High Molecular Weight DNA QC (NanoDrop, quantification, size analysis with Femto Pulse)

  • Follow ALL General Guidelines above.
  • This service provides purity assessment, fluorometric quantification, and size analysis of dsDNA.
    • While certain fluorometric and size analysis assays are capable of quantification/detection of ssDNA, the assays we perform are intended for dsDNA.
    • Size analysis can only be performed after quantification.
  • If you intend to have additional services performed on your DNA or libraries after QC, please see the appropriate Guidelines for Submitting DNA for Library Preparation or Already Prepared Libraries.
  • Genomic DNA or high molecular weight DNA is the intended input, but any DNA in the range of 1.3 kb to 165 kb is acceptable.
  • Sample volume of 10-50 µl.
    • Providing <5 µl may result in our inability to perform all assays.
    • Residual sample will be disposed unless an explicit request is made for return.
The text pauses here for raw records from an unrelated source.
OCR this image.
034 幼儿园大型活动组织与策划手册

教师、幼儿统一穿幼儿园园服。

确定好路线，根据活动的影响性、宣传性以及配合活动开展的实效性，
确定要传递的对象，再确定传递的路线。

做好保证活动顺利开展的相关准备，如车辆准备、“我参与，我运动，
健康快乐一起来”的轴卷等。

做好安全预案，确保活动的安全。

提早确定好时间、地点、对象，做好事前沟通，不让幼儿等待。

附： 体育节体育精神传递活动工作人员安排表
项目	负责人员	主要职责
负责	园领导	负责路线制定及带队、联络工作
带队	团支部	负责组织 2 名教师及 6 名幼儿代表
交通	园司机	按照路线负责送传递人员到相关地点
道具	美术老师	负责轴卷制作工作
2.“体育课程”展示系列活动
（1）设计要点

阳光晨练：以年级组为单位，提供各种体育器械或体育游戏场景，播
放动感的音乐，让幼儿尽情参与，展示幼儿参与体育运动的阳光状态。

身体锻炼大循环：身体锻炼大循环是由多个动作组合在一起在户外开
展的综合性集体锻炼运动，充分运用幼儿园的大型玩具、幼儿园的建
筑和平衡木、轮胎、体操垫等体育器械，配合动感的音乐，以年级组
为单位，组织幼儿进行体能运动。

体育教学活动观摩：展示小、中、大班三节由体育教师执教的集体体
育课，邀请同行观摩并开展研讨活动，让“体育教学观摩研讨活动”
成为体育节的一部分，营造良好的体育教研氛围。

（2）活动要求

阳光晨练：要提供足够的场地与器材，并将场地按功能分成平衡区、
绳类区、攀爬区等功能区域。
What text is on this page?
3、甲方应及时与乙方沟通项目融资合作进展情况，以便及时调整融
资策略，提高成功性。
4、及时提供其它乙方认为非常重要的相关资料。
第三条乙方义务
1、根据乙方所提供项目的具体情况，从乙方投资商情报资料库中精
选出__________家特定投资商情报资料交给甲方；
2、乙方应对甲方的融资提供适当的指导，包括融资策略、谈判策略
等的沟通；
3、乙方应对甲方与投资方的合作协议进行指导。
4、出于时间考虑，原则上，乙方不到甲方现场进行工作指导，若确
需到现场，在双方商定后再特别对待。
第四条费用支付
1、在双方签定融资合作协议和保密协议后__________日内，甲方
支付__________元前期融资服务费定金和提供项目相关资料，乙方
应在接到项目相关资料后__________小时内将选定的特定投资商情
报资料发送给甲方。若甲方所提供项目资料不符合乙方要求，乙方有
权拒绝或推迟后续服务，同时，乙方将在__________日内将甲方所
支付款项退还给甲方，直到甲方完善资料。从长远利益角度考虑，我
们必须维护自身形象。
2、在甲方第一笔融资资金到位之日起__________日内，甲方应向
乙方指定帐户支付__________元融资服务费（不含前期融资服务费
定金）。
DNA Shearing (Covaris M220 focused-ultrasonication)

  • Follow ALL General Guidelines above.
  • This service provides shearing of gDNA through focused-ultrasonication with Covaris M220 using microTUBE-50. Validated protocols can be run to obtain mean fragment sizes of 150, 200, 250, 300, 350, 400, and 550 bp. More information on protocols can be found from the manufacturer.
    • DNA shearing includes quantification prior to shearing and size analysis after shearing.
  • Sample volume of 50-55 µl.
  • Up to 5 µg of DNA at a concentration of <100 ng/µl.
  • Manufacturer recommends Tris-EDTA, pH 8.0. Other buffers may be suitable for your application.
  • Length of gDNA should be >10kb.

DNA Size Selection (PippinHT or BluePippin)
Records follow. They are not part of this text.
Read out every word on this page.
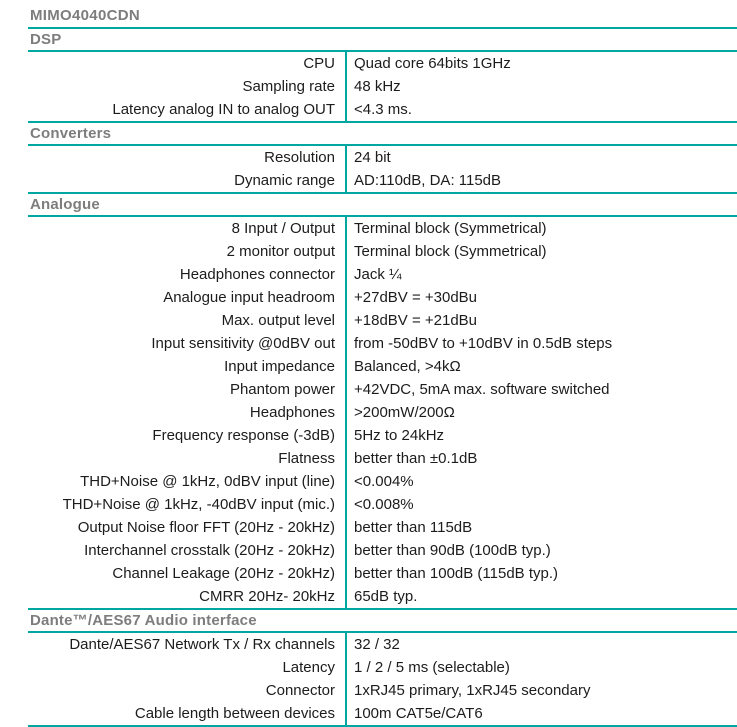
MIMO4040CDN
DSP
CPU	Quad core 64bits 1GHz
Sampling rate	48 kHz
Latency analog IN to analog OUT	<4.3 ms.
Converters
Resolution	24 bit
Dynamic range	AD:110dB, DA: 115dB
Analogue
8 Input / Output	Terminal block (Symmetrical)
2 monitor output	Terminal block (Symmetrical)
Headphones connector	Jack ¼
Analogue input headroom	+27dBV = +30dBu
Max. output level	+18dBV = +21dBu
Input sensitivity @0dBV out	from -50dBV to +10dBV in 0.5dB steps
Input impedance	Balanced, >4kΩ
Phantom power	+42VDC, 5mA max. software switched
Headphones	>200mW/200Ω
Frequency response (-3dB)	5Hz to 24kHz
Flatness	better than ±0.1dB
THD+Noise @ 1kHz, 0dBV input (line)	<0.004%
THD+Noise @ 1kHz, -40dBV input (mic.)	<0.008%
Output Noise floor FFT (20Hz - 20kHz)	better than 115dB
Interchannel crosstalk (20Hz - 20kHz)	better than 90dB (100dB typ.)
Channel Leakage (20Hz - 20kHz)	better than 100dB (115dB typ.)
CMRR 20Hz- 20kHz	65dB typ.
Dante™/AES67 Audio interface
Dante/AES67 Network Tx / Rx channels	32 / 32
Latency	1 / 2 / 5 ms (selectable)
Connector	1xRJ45 primary, 1xRJ45 secondary
Cable length between devices	100m CAT5e/CAT6
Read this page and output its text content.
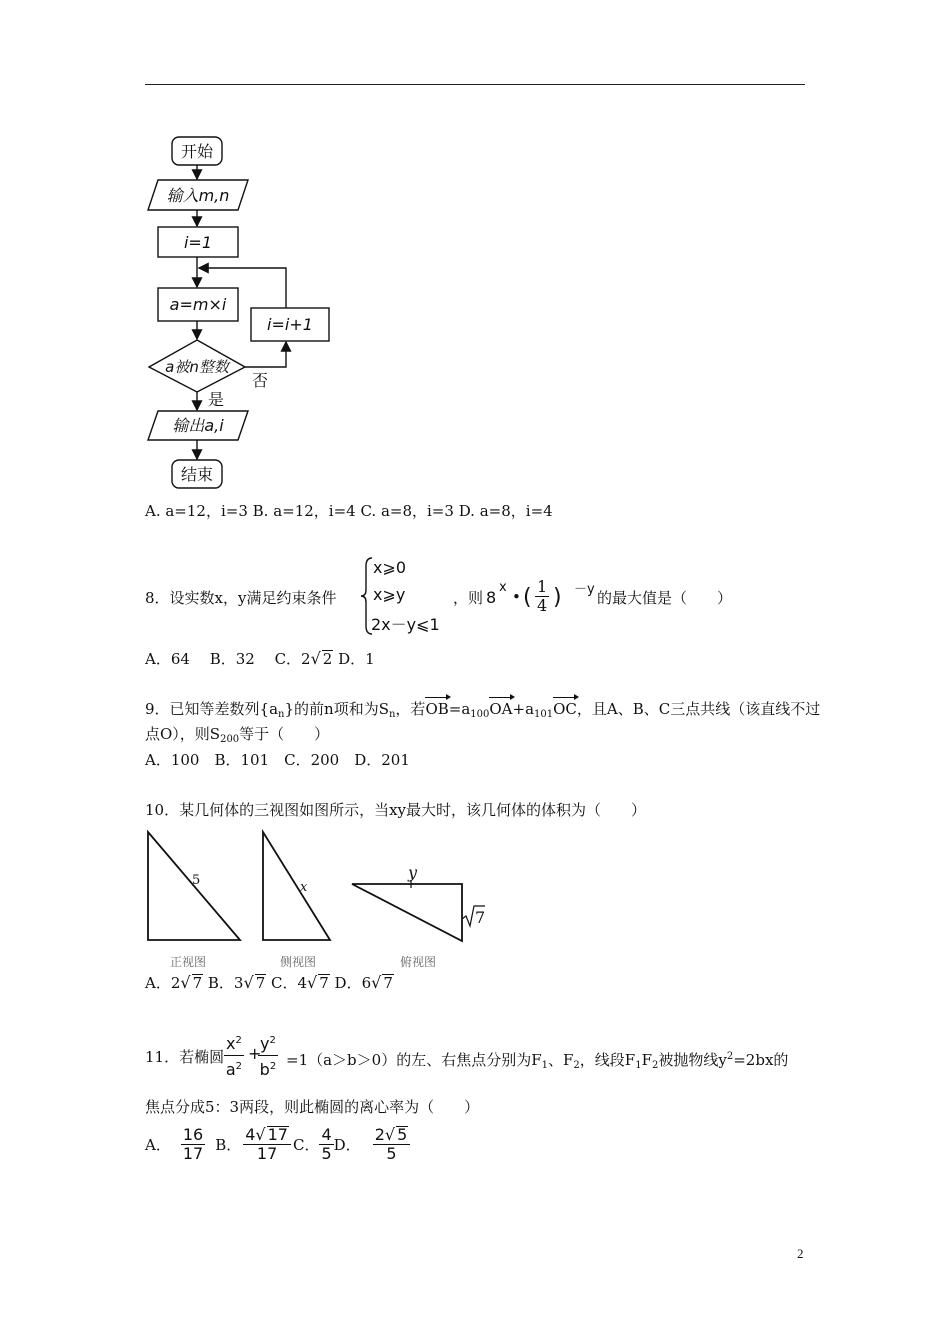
开始
输入m,n
i=1
a=m×i
i=i+1
a被n整数
否
是
输出a,i
结束
A. a=12，i=3 B. a=12，i=4 C. a=8，i=3 D. a=8，i=4
8．设实数x，y满足约束条件
x⩾0
x⩾y
2x－y⩽1
，则 8
x
• ( $\frac{1}{4}$ ) －y 的最大值是（　　）
A．64　 B．32　 C．2√ 2 D．1
9．已知等差数列$\{a_n\}$的前n项和为$S_n$，若$OB=a_{100}OA+a_{101}OC$，且A、B、C三点共线（该直线不过
点O），则$S_{200}$等于（　　）
A．100　B．101　C．200　D．201
10．某几何体的三视图如图所示，当xy最大时，该几何体的体积为（　　）
5	x
y
7
正视图	侧视图	俯视图
A．2√ 7 B．3√ 7 C．4√ 7 D．6√ 7
11．若椭圆
$x^2$
$a^2$
+
$y^2$
$b^2 =1(a>b>0)$的左、右焦点分别为$F_1$、$F_2$，线段$F_1F_2$被抛物线$y^2=2bx$的
焦点分成5：3两段，则此椭圆的离心率为（　　）
A． $\frac{16}{17}$ B． $\frac{4√ 17}{17}$ C． $\frac{4}{5}$ D． $\frac{2√ 5}{5}$
2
  • Follow ALL General Guidelines above.

PCR and Other DNA Cleanup (SPRI bead Cleanup and Size Selection)

  • Follow ALL General Guidelines above.

High- and Low-Throughput Fluormetric Quantification

  • Follow ALL General Guidelines above.
  • This service provides fluorometric quantification of dsDNA.
    • While certain fluorometric assays are capable of quantification of ssDNA, the assays we perform are intended for dsDNA.
  • Sample volume of 10-50 µl.
    • Providing <5 µl may result in our inability to properly perform the assay.
    • Residual sample will be disposed unless an explicit request is made for return.